Within this context, the purpose of the present study is to analyze the relationship between EC within the entrepreneurial profile, ET in entrepreneurship education, and PP among students from public universities in Apurímac. This objective responds to the need for empirical evidence that clarifies how personal and pedagogical factors interact in entrepreneurial training within institutions facing structural challenges. By focusing on an understudied Andean region, this work expands existing literature and strengthens ongoing discussions about entrepreneurship education in emerging contexts. The contribution of this study is twofold. Theoretically, it extends previous findings by examining EC, ET, and PP through an integrated perspective grounded in conceptual models of the entrepreneurial profile and entrepreneurship education (MacAulay et al., 2020; Miralles et al., 2016; Murray & Crammond, 2020). Practically, it provides relevant evidence to guide educational policies and pedagogical strategies in regional public universities, contributing to the design of programs that strengthen students’ creativity and foster learning experiences with greater real-world applicability.
Finally, the article is structured coherently to address the research problem with conceptual and methodological rigor. Following this introduction, the Theoretical Framework develops the conceptual and empirical foundations supporting the constructs of EC, ET, and PP. This is followed by the development of hypotheses derived from these theoretical foundations. The methodology is then presented, followed by the results and their discussion. The article concludes with practical implications, limitations, and recommendations for future research, thus establishing a clear bridge between theory and the empirical evidence that supports this study.
2. Theoretical Framework
This theoretical framework examines the three central dimensions of the study: EC within the entrepreneurial profile, ET in entrepreneurship education, and PP. It explains their conceptual relevance, evolution in literature, and direct connection to the training of university students in regional public institutions. This analysis provides the foundation for the study’s hypotheses and establishes a solid basis for interpreting the results.

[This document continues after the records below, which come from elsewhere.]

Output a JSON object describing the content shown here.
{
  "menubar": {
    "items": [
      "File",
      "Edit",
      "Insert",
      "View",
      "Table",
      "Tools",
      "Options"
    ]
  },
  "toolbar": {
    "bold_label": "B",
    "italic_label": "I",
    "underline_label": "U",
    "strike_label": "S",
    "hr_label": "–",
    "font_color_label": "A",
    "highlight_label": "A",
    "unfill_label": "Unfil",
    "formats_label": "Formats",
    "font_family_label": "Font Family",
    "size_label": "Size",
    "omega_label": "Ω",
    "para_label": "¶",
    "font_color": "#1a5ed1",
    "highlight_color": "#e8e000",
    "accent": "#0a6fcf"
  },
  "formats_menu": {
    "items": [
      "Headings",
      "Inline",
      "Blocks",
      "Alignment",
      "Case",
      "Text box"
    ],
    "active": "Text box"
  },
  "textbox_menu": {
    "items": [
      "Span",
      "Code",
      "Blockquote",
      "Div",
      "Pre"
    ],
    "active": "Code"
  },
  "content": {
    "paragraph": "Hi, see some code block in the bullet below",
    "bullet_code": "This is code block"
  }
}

2.1. Key Definitions and Conceptual Delimitation
2.1.1. Entrepreneurial Creativity (EC)
EC is recognized as a distinguishing characteristic of entrepreneurs, associated with generating original ideas and solving problems innovatively (Castro et al., 2022; Powers et al., 2021). According to Sung and Duarte (2015), EC is part of a broader set of essential entrepreneurial qualities, including initiative, autonomy, and confidence. Borjas de Xena (2012) defines EC as the capacity to produce original solutions to complex situations, a decisive attribute in entrepreneurial processes. Benevolo et al. (2021) further emphasize that intelligence grounded in creativity represents an inherent outcome of the entrepreneurial profile. Although its relevance is widely acknowledged, debates persist on whether EC should be understood as an innate trait, an acquired skill, or a dynamic process shaped by the environment. Nevertheless, the literature converges in identifying EC as indispensable for designing value propositions and adapting to changing scenarios.
2.1.2. Entrepreneurial Teaching (ET)
ET in higher education refers to the process through which institutions instruct, develop, and stimulate entrepreneurial skills using innovative, practical, and technology-enhanced methodologies (Gorevaya & Pasko, 2021; Miranda et al., 2020). This dimension includes training in startup activities, the implementation of simulations, the use of artificial intelligence tools, experiential learning strategies, and interdisciplinary integration (Ilagan, 2023; Lang et al., 2024; Salamzadeh et al., 2022). Bragelien and Voldsund (2024) highlight that entrepreneurial teaching should be experiential and collaborative, incorporating industry mentors and real-world challenges. Despite these advancements, debates continue regarding the optimal level of technological integration and the pedagogical approaches that yield the most sustainable learning outcomes, particularly in resource-limited settings such as regional public universities.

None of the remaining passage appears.